As I reflect back on "The days of summer" (evidenced by my last post re summer's shades of green and how I'm missing them), I continue to be struck by two profound "patriotic teaching moments". One goes back to the very beginning of summer ... the heralding in of the season with the Boston Pops annual Fourth of July "fireworks spectacular". This year, because of weather, it was aired on the 3rd and frankly, having watched them since their inception in 1974, I found it to be one of the best, most enjoyable, and most "American" celebrations in the tradition's history. Not bad for the dress rehearsal that turned into the real thing because of circulating summer storms. Not bad in spite of the fact that, because of the those storms, the live traditional airing of the 1812 overture was curtailed and was replaced by last year's recorded version which was played AFTER the fireworks display (again, due to weather).
The entertainment line-up was pure Americana pleasure ... from its inclusion of America's favorite Broadway hits and the traditional patriotic sing-along to the appearance of the iconic Beach Boys. The Beach Boys, now captained by original band member Mike Love (that's another story for another post ... but he is the holder of the "Beach Boys" name), are the true "boys of summer" and are, after so many years of performing on the 4th at the Washington Mall (a great show that, experienced live, is the memory of a lifetime) really emblematic of America's 4th of July celebration - wherever they perform on that day.
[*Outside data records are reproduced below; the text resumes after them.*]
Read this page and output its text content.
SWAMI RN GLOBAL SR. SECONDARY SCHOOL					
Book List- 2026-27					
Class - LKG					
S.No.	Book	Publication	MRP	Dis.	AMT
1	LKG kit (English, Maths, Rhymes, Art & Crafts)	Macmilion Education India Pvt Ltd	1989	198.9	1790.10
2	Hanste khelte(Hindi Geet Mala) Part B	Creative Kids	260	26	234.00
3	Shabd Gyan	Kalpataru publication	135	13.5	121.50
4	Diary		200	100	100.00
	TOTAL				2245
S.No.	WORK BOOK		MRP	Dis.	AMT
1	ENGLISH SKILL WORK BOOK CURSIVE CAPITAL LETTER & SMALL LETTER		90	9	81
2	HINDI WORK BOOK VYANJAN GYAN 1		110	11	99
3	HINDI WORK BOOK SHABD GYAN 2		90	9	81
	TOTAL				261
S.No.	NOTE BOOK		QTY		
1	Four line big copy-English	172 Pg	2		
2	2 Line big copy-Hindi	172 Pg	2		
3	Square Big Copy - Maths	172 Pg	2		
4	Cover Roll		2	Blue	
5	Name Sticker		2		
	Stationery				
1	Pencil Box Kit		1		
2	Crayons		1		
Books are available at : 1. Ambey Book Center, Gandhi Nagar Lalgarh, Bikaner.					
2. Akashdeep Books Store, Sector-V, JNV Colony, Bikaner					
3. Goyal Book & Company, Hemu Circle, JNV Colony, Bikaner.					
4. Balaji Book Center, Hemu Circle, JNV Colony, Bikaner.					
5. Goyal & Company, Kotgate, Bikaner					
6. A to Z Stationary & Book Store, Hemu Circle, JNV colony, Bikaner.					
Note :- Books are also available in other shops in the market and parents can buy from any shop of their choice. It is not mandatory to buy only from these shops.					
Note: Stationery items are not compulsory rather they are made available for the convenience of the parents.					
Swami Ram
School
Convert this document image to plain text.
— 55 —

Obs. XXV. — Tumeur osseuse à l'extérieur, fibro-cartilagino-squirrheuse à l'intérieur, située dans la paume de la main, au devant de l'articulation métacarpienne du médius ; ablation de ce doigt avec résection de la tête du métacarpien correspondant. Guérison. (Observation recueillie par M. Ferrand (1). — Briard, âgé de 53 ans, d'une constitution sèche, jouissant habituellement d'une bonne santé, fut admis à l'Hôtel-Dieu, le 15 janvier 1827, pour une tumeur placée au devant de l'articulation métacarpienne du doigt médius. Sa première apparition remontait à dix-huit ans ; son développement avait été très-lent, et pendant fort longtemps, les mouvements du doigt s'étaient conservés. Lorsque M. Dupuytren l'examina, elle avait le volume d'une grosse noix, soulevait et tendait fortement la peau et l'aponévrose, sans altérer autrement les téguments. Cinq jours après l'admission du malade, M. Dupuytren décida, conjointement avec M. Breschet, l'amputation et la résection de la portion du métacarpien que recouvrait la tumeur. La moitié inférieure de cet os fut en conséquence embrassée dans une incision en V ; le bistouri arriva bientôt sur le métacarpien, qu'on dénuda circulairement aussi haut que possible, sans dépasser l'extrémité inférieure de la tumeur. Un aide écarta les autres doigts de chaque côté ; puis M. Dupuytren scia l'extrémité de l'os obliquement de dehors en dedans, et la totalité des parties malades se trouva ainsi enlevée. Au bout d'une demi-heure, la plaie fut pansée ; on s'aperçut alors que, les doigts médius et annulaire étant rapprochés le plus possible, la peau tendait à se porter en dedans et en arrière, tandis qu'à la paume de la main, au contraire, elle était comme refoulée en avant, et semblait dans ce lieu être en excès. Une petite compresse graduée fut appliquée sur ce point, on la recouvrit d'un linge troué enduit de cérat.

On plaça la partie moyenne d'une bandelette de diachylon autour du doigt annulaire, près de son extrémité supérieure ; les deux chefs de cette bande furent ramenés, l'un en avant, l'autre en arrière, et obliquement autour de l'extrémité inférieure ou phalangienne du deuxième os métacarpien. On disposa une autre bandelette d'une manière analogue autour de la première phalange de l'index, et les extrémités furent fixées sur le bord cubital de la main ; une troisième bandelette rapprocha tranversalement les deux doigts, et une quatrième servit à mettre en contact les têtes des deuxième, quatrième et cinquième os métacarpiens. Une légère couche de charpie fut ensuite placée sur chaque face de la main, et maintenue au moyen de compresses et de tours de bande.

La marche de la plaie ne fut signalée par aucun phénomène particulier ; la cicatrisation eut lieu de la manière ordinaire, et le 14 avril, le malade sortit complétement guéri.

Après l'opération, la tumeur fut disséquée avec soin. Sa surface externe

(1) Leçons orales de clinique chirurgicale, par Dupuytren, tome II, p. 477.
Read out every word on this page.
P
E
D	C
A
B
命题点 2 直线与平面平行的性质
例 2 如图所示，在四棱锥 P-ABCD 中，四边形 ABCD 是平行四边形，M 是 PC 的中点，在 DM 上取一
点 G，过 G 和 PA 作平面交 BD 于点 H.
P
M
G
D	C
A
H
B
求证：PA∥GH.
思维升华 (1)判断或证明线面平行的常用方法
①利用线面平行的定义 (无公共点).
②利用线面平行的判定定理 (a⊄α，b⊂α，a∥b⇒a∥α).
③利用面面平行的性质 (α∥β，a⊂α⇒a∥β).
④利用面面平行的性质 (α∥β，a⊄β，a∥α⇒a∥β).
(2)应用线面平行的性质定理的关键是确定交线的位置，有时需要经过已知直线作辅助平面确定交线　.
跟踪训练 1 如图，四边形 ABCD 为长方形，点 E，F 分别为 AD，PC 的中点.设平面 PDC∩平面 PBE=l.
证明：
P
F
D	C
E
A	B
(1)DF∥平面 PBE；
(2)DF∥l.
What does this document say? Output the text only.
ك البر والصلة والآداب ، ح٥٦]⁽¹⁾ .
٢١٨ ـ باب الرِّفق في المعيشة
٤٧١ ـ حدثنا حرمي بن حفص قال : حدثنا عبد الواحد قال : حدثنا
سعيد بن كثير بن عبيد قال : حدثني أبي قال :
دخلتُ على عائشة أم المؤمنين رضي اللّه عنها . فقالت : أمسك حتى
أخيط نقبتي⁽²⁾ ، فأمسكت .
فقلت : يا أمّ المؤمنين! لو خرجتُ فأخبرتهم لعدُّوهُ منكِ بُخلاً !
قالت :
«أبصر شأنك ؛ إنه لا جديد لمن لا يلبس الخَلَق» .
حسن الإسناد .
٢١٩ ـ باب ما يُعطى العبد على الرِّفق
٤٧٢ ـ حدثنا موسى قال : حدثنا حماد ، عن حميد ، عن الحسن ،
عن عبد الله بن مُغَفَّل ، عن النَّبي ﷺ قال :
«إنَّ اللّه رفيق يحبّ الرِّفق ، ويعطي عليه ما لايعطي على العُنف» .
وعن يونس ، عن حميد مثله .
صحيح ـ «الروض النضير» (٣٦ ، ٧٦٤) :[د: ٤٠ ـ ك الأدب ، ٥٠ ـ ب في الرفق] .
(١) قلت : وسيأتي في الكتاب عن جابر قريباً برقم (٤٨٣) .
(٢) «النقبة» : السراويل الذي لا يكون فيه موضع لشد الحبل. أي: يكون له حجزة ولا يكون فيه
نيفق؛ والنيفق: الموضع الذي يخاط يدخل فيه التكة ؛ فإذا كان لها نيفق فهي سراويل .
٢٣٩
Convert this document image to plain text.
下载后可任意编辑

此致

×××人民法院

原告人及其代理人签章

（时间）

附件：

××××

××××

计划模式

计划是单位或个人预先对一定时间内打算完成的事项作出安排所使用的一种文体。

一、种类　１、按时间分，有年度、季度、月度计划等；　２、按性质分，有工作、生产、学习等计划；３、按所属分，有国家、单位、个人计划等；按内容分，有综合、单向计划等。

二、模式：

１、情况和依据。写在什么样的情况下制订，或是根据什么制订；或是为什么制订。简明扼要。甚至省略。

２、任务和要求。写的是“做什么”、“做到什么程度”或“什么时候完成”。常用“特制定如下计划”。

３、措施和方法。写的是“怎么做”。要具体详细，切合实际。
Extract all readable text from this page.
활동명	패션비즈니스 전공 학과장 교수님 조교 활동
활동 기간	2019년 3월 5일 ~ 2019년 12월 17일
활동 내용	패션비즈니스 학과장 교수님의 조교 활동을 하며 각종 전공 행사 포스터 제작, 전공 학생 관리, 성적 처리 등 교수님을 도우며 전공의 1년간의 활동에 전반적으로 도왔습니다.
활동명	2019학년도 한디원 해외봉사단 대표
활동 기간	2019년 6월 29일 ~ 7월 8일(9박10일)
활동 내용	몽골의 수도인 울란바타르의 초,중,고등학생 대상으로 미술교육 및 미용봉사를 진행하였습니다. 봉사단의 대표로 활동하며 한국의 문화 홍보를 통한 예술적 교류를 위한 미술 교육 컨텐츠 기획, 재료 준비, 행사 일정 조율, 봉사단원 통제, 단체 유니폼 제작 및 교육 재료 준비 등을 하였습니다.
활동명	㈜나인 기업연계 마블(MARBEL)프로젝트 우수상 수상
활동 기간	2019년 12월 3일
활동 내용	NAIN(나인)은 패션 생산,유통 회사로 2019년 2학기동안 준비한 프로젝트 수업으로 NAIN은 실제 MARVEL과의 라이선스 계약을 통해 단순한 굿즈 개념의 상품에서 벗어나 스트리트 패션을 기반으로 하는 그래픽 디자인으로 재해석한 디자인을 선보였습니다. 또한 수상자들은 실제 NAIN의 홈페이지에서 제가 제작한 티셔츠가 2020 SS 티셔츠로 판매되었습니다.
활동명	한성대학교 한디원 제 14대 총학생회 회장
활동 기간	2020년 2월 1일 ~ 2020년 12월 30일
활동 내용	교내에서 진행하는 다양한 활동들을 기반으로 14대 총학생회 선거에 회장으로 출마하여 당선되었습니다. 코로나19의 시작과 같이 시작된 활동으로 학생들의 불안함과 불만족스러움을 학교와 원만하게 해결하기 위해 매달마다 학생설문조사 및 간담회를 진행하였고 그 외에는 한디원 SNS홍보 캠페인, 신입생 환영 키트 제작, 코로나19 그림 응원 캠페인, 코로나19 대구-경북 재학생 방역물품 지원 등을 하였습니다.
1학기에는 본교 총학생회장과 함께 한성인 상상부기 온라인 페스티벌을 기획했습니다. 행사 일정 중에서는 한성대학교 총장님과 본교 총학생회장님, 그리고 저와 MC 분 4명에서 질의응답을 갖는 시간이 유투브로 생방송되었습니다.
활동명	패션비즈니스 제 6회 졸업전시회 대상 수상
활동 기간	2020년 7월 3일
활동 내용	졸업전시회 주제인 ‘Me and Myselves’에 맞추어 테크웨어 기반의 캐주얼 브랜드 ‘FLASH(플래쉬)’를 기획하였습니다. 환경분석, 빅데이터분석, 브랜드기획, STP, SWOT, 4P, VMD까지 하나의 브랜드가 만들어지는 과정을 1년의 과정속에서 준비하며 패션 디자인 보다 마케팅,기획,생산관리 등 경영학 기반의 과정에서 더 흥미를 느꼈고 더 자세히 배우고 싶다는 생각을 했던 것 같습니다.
Anoher highlight was the introduction of a newly commissioned Boston Pops arrangement of the Star Spangled Banner. It's performance was to commemorate the 200th anniversary of the writing of our National Anthem by lawyer Francis Scott Key while he was on shipboard just outside Baltimore Harbor, witnessing the action that took place with the British at the Battle of Fort McHenry during the War of 1812. ( As part of the arrangement, Massachusetts Governor, Deval Patrick, was to read the history of the Star Spangled Banner, that reading to include Francis Scott's Key "account" of how our "Flag was still there" after "the rockets red glare and the bombs bursting in air". The "poem" penned by Key would not officially become our National Anthem until designated as such by an Act of Congress on March 3, 1931.)
During a pre-show interview, Governor Patrick was interviewed about his upcoming performance. During that interview, he was wearing a baseball cap. I remember thinking: "Please tell me he's going to remove it prior to the live performance". (I later found out I wasn't the only one thinking along those lines.) Then came the live performance ... and to my horror ... for the reading of the narrative, the hat stayed on. If that was the end of the story ... my wrath would have been expressed here. But instead ... as the Boston Pops launched into its rendition of our National Anthem, Governor Patrick very purposefully and respectfully removed his cap and placed it under his arm. I thought: "That is one teaching moment ... if the cap had not been sitting on his head, the teaching moment - that a man's hat (unless he's a member of the military in uniform) is always removed for the playing of "The Star Spangled Banner". Well done, Governor Patrick ... and I hope all young men wearing baseball caps took note and followed suit. And will remember it into the future. (Hopefully, into the current football season at least!)
It seems I wasn't the only one who found this year's celebration "spectacular". The broadcast received an Emmy Award for "Outstanding Special Event Coverage" by The National Academy of Television Arts & Sciences for Boston/New England.